The news business has been in the business news in Iowa lately.

Meredith Corp., based in Des Moines, this week approved the sale of its TV stations to Gray Television, which owns KCRG-TV in Cedar Rapids and more than 100 other stations. Davenport-based Lee Enterprises, whose properties include 10 Iowa newspapers, has an offer to sell to Alden Global Capital, a hedge fund criticized for gutting newsrooms. It’s the same company that this year acquired Tribune, the biggest news publisher in neighboring Illinois.

Lee and Meredith aren’t exactly small outfits, but these deals nevertheless underscore the downsizing and consolidation that has been underway in the media for more than a decade. Community news has been on the decline and where it persists it is increasingly controlled by outside stakeholders. That’s bad for news consumers — I’m biased, but I think independent newspapers like The Gazette are doing some of the best work.

Politicians in Washington have an idea to bail out America’s struggling local news industry. More than $1.5 billion in tax credits to journalism companies over five years is included in the “Build Back Better” package, under consideration in the U.S. Senate.

It will be a welcome windfall if it earns final approval from Congress but it’s not the thing that’s going to rejuvenate local news.

The old subscription and advertising models have been challenged by the internet. Some readers resent being asked to pay to read online, while businesses have more options for reaching customers. But you get what you pay for with free news — humans who produce reliable content need to eat.

Newspapers — which often do the heavy lifting that blogs and TV stations rely on to inform their coverage — have been hit hardest. Print newsrooms have about half as many employees as they did a decade ago, according to data from Pew Research Center.

There will always be ample supplies of horse race politics, sports recaps and crime write-ups. When newsrooms shrink, it’s the sometimes unsexy but still vital journalism that usually gets lost — local government, investigative journalism and long-term trend pieces that give the necessary context to know what’s going on in a community.

So, the proposed tax credit in “Build Back Better” is well-intentioned. It’s a problem worth trying to solve, although this solution has some notable pitfalls.

The proposal supposedly is intended to sustain small community newspapers and TV stations. It makes a feeble attempt to exclude huge media corporations by making those employing more than 1,500 employees on one site ineligible.

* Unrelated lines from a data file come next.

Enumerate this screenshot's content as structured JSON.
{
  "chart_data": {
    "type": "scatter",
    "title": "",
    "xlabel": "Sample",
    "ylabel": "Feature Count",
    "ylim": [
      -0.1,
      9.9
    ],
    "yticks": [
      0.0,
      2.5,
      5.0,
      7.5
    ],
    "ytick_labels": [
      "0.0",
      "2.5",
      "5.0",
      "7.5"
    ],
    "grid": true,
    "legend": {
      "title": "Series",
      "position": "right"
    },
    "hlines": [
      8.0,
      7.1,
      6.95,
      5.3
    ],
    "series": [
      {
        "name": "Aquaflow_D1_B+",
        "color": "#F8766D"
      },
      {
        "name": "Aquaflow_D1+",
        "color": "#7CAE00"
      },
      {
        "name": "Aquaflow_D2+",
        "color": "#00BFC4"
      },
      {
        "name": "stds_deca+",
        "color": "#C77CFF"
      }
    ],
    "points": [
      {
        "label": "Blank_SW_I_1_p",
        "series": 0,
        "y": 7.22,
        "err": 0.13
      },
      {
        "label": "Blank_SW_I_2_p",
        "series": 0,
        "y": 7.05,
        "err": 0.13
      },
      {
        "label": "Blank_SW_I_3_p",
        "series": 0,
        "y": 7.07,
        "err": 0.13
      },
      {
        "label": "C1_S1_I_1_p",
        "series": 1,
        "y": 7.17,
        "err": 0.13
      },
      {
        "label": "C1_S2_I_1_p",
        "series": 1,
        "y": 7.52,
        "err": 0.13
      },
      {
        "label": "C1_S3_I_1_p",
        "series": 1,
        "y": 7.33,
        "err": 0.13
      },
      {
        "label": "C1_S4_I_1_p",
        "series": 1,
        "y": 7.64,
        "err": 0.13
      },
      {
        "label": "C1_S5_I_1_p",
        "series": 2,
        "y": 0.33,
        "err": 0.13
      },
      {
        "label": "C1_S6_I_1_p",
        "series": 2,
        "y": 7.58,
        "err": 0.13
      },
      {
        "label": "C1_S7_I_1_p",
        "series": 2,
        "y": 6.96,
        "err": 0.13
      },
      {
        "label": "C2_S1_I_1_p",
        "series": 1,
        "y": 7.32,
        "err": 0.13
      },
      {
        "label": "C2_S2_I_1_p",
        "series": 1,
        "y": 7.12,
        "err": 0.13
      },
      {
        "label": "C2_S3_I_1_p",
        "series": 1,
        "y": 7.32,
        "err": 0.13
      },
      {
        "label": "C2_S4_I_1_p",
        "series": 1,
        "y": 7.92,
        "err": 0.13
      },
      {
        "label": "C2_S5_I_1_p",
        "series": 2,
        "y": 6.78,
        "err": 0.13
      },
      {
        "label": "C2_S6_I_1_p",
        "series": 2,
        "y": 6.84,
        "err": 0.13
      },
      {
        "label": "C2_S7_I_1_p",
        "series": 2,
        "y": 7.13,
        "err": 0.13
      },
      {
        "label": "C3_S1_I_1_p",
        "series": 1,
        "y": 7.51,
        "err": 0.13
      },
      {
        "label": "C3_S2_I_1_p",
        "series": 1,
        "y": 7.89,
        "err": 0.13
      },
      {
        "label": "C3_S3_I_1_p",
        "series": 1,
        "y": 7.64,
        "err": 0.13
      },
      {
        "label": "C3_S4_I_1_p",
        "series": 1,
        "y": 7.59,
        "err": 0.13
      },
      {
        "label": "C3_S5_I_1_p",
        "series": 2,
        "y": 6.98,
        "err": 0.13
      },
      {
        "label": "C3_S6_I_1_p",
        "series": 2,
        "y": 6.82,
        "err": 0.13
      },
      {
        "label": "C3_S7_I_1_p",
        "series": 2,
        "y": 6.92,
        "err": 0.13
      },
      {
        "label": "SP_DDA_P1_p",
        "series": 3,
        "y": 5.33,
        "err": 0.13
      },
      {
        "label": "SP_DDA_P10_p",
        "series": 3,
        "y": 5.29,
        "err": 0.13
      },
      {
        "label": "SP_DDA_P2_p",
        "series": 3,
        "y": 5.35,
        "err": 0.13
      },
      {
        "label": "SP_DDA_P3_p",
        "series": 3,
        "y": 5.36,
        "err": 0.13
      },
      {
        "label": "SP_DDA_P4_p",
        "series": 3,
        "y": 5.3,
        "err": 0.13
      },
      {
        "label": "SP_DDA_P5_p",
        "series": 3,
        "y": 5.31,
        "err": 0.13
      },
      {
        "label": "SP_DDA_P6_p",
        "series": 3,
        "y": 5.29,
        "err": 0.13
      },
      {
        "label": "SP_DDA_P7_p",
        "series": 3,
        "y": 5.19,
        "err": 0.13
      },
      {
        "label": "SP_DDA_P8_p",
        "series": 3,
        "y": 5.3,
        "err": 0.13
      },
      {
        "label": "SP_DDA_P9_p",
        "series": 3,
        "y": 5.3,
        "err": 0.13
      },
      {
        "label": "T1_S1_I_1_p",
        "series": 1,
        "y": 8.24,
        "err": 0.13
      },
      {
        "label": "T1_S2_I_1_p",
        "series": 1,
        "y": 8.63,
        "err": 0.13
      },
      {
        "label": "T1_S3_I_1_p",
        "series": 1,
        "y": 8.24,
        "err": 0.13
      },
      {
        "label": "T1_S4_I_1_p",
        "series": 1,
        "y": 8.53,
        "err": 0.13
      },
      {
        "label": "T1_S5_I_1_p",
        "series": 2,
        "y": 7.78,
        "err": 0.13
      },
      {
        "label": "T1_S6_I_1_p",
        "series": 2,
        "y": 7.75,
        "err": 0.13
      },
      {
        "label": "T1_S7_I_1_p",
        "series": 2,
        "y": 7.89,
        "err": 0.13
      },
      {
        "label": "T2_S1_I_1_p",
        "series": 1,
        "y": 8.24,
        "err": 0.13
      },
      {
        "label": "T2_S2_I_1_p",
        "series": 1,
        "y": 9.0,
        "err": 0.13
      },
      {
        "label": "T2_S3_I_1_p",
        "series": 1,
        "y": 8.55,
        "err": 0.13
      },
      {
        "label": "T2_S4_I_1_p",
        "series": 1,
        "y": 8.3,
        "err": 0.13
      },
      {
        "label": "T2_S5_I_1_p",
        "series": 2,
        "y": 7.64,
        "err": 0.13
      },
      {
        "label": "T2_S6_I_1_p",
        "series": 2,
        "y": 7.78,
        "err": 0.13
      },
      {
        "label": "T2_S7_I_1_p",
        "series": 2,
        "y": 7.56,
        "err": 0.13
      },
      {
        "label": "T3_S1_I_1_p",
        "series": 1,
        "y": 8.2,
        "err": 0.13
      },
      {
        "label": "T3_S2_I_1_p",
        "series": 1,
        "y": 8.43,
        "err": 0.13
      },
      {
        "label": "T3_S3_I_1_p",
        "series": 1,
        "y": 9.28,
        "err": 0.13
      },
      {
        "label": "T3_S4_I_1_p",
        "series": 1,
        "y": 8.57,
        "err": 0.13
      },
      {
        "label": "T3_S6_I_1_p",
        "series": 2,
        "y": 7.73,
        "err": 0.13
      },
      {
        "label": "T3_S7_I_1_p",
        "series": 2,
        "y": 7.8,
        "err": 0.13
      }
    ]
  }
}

But many of the largest media companies in the country have dispersed workforces, owning numerous titles and stations that are locally managed to some extent. My former employer, Gannett, for example, is the largest newspaper publisher in the United States with thousands of employees and dozens of local newspapers. It could get more than a $100 million boost over five years from the per-employee tax credit, according to the Associated Press.

There is nothing to stop the big guys from using the largesse to pad the compensation of their managers and executives. It’s no sure thing that dumping money into the news industry will result in an influx of reporters at city council meetings. As with the Democrats’ support for state and local tax deductions, this could end up being another example of giving tax breaks to the wealthy.

And if electoral winds shift as expected, it’s not hard to imagine the next Congress taking this idea and using it to somehow game the tax code to suit their political preferences. The government could try to target subsidies at publishers who meet certain standards set by a hypothetical Ministry of Truth.

In principle, most journalists probably would prefer not to pin our financial futures to a government kickback. It presents conflicts of interest and threatens the media’s independence.

In practice, though, principles don’t keep the lights on. News organizations will be happy to accept it.